MotionPCM: Real-Time Motion Synthesis with Phased Consistency Model
This addresses the problem of inefficient real-time motion generation for applications like animation or robotics, representing an incremental improvement over existing consistency models.
The paper tackled the challenge of real-time human motion synthesis by proposing MotionPCM, a phased consistency model that reduces sampling steps, achieving over 30 FPS in a single step and a 38.9% improvement in FID on the HumanML3D dataset.
Diffusion models have become a popular choice for human motion synthesis due to their powerful generative capabilities. However, their high computational complexity and large sampling steps pose challenges for real-time applications.

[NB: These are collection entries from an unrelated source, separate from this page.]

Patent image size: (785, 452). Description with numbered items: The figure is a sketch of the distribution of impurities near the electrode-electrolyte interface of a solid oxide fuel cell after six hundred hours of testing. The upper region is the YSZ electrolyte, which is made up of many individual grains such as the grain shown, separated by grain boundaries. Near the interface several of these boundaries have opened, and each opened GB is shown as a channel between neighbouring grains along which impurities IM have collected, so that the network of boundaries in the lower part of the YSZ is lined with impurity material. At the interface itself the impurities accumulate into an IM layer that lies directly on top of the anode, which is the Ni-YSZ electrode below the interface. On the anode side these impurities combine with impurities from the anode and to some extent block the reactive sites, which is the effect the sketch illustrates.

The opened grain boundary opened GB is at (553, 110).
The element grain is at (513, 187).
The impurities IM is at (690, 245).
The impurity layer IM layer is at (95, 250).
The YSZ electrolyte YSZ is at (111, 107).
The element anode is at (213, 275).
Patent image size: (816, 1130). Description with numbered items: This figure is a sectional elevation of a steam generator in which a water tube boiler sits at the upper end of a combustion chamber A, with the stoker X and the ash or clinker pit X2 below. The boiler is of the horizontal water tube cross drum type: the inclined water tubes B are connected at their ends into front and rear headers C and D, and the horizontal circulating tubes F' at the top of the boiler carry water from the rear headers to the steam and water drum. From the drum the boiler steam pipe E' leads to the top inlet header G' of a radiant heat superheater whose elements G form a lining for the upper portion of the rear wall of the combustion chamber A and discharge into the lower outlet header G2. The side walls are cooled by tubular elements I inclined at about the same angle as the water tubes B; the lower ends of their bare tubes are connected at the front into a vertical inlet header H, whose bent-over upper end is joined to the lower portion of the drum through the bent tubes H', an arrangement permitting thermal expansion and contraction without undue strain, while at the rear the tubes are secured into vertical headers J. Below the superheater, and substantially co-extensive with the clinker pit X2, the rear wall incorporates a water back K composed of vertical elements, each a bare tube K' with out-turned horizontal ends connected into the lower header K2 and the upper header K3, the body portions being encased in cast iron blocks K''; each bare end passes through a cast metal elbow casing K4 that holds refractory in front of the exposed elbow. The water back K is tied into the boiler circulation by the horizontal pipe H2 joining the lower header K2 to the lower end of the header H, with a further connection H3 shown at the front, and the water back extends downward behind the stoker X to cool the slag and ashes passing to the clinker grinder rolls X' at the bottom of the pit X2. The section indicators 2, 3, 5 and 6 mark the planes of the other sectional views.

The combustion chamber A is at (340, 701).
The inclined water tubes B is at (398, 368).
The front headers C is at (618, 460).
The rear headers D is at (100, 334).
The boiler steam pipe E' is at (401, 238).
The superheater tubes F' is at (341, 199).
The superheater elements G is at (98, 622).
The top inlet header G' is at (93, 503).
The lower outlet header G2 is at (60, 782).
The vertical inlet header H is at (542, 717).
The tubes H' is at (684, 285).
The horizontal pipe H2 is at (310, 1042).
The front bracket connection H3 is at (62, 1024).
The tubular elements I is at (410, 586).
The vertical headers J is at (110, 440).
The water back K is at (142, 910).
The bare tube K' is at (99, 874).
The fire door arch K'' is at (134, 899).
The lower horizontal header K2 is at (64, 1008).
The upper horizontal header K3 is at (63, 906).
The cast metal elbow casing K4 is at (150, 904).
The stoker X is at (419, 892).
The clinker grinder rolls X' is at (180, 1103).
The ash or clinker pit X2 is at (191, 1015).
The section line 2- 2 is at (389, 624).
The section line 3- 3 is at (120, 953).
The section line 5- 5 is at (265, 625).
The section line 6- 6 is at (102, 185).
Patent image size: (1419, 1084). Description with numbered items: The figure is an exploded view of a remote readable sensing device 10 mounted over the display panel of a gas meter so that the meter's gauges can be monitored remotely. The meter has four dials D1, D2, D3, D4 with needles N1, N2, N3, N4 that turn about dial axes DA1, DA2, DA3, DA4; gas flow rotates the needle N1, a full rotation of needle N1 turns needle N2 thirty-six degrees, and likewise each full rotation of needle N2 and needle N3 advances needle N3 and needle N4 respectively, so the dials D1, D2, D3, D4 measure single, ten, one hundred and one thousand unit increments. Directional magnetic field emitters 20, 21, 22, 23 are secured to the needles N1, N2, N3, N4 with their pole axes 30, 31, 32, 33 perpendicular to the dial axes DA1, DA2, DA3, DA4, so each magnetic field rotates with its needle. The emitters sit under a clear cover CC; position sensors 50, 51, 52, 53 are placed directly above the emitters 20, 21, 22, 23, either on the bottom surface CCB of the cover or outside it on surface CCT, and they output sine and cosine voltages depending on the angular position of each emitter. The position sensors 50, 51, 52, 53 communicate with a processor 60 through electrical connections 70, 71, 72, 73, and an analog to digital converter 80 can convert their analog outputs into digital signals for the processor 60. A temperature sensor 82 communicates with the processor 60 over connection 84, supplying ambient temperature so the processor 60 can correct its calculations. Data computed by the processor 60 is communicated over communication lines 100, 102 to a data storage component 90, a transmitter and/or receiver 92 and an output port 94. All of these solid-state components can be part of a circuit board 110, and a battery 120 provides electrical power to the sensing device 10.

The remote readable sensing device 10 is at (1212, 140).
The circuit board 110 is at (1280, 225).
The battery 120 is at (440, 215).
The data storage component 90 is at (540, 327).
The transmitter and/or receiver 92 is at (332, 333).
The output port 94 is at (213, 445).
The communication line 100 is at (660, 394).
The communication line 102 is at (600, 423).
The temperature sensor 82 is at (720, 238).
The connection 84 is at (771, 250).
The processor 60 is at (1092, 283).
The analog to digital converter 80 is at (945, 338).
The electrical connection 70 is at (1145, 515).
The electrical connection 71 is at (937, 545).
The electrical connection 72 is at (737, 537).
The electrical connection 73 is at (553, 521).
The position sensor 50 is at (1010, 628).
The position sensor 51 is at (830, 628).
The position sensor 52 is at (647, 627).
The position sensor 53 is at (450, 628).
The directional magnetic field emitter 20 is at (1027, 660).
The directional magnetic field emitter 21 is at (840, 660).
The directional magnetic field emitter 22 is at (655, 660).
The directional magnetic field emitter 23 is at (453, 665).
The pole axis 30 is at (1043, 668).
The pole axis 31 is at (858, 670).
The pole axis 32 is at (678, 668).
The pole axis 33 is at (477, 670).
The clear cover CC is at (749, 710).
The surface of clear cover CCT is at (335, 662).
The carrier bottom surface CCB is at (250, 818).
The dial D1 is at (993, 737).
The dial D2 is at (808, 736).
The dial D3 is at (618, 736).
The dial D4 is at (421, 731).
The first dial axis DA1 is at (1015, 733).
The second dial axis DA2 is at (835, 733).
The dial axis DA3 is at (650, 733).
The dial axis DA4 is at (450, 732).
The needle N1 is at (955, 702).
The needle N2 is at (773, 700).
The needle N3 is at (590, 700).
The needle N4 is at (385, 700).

Fortunately, the Consistency Model (CM) provides a solution to greatly reduce the number of sampling steps from hundreds to a few, typically fewer than four, significantly accelerating the synthesis of diffusion models. However, applying CM to text-conditioned human motion synthesis in latent space yields unsatisfactory generation results. In this paper, we introduce \textbf{MotionPCM}, a phased consistency model-based approach designed to improve the quality and efficiency for real-time motion synthesis in latent space. Experimental results on the HumanML3D dataset show that our model achieves real-time inference at over 30 frames per second in a single sampling step while outperforming the previous state-of-the-art with a 38.9\% improvement in FID. The code will be available for reproduction.